No, it doesn't look good.  I wonder if the Vatican is refusing to extradite the Polish cardinal because it fears suxh a precedent --  some have tried to have Pope Emeritus Benedict prosecuted for cover-ups, and i've seen it said that he's living in the Vatican rather than, say, Castel Gandalfo so as to avoid being extradited.  

Ann: unrelated. The church hierarchy has been completely silent on cover-ups up until now, but under pope Benedict action did happen in cases not of cover-ups but of sex abuse. In this case, the ex-nuncio is accused of sex abuse. If Benedict was still pope, he might have done something about it. Regarding the sex abuse scandal, I fear that Francis might be a step backwards from Benedict.

I am amazed that, although I thought the sex abuse scandal was my number 1 priority for the new pope, I still find myself swayed  by Francis in spite of myself. 


Claire --

Point well taken.  At  least when Benedict finally realized the seriousness of sexual abuse he acted strongly.  I'm starting to think that  Francis either hasn't yet realized the depths of the problem or he is waiting for a more a politically opportune moment to act against the worst of the bishops.  Given his apparent compassion in other matters, it's hard for me to believe that he doesn't see the seriousness of the problem. 

Maybe he's waiting to act against the enablers until he has more support among his fellow bishops, and it's going to take some time to convince them that most of them have been at least somewhat in denial about their own roles in the scandal..  Catholic bishops generally don't seem to realize that  laws apply to them.  But I daresay that once he has established a more collegial Vatican, there probably will be more bishops willing to support whatever measures he then decides to take.  The coming Synod of Bishops might be the best opportunity for him to act.

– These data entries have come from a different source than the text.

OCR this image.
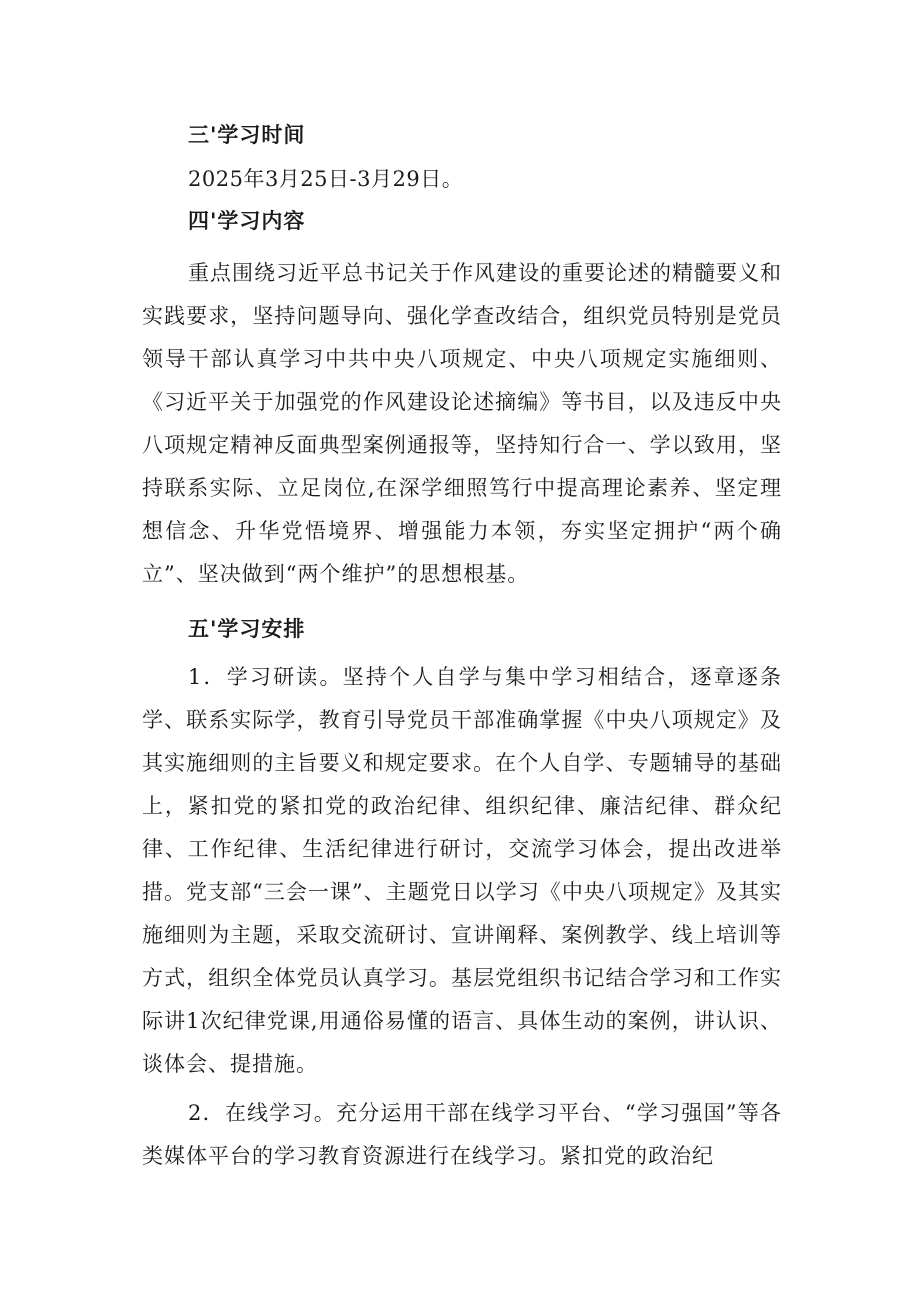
三'学习时间

2025年3月25日-3月29日。

四'学习内容

重点围绕习近平总书记关于作风建设的重要论述的精髓要义和实践要求，坚持问题导向、强化学查改结合，组织党员特别是党员领导干部认真学习中共中央八项规定、中央八项规定实施细则、《习近平关于加强党的作风建设论述摘编》等书目，以及违反中央八项规定精神反面典型案例通报等，坚持知行合一、学以致用，坚持联系实际、立足岗位,在深学细照笃行中提高理论素养、坚定理想信念、升华党悟境界、增强能力本领，夯实坚定拥护“两个确立”、坚决做到“两个维护”的思想根基。

五'学习安排

1．学习研读。坚持个人自学与集中学习相结合，逐章逐条学、联系实际学，教育引导党员干部准确掌握《中央八项规定》及其实施细则的主旨要义和规定要求。在个人自学、专题辅导的基础上，紧扣党的紧扣党的政治纪律、组织纪律、廉洁纪律、群众纪律、工作纪律、生活纪律进行研讨，交流学习体会，提出改进举措。党支部“三会一课”、主题党日以学习《中央八项规定》及其实施细则为主题，采取交流研讨、宣讲阐释、案例教学、线上培训等方式，组织全体党员认真学习。基层党组织书记结合学习和工作实际讲1次纪律党课,用通俗易懂的语言、具体生动的案例，讲认识、谈体会、提措施。

2．在线学习。充分运用干部在线学习平台、“学习强国”等各类媒体平台的学习教育资源进行在线学习。紧扣党的政治纪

As for the Polish bishop,  maybe Francis is keeping him for himself.  The Vatican's dungeons have been famous for eons.  (Or make that infamouss :-)  Having his face justice there has a certain poetic and theological appeal.

Given his apparent compassion in other matters, it's hard for me to believe that he doesn't see the seriousness of the problem. 

He does not "get" why women do not appreciate being given Mary as their sole model and being denied official responsabilities. I suspect he also does not "get" sex abuse. He has his blind spots. I am not as optimistic as you are.

Claire --

In David Gibson's article yesterday at RNS on the new cardinals he reminds us that last year Pope Francis removed Cardinal Rigali from his post in the Congregation for Bishops, the most powerful body in the Vatican.  That is a stunning move.  Cardinal Rigali's record in the Philadelphia scandal is one of the very worst in the U. S.   So maybe Francis does have  the scandal high on his to-do list.  We'll see.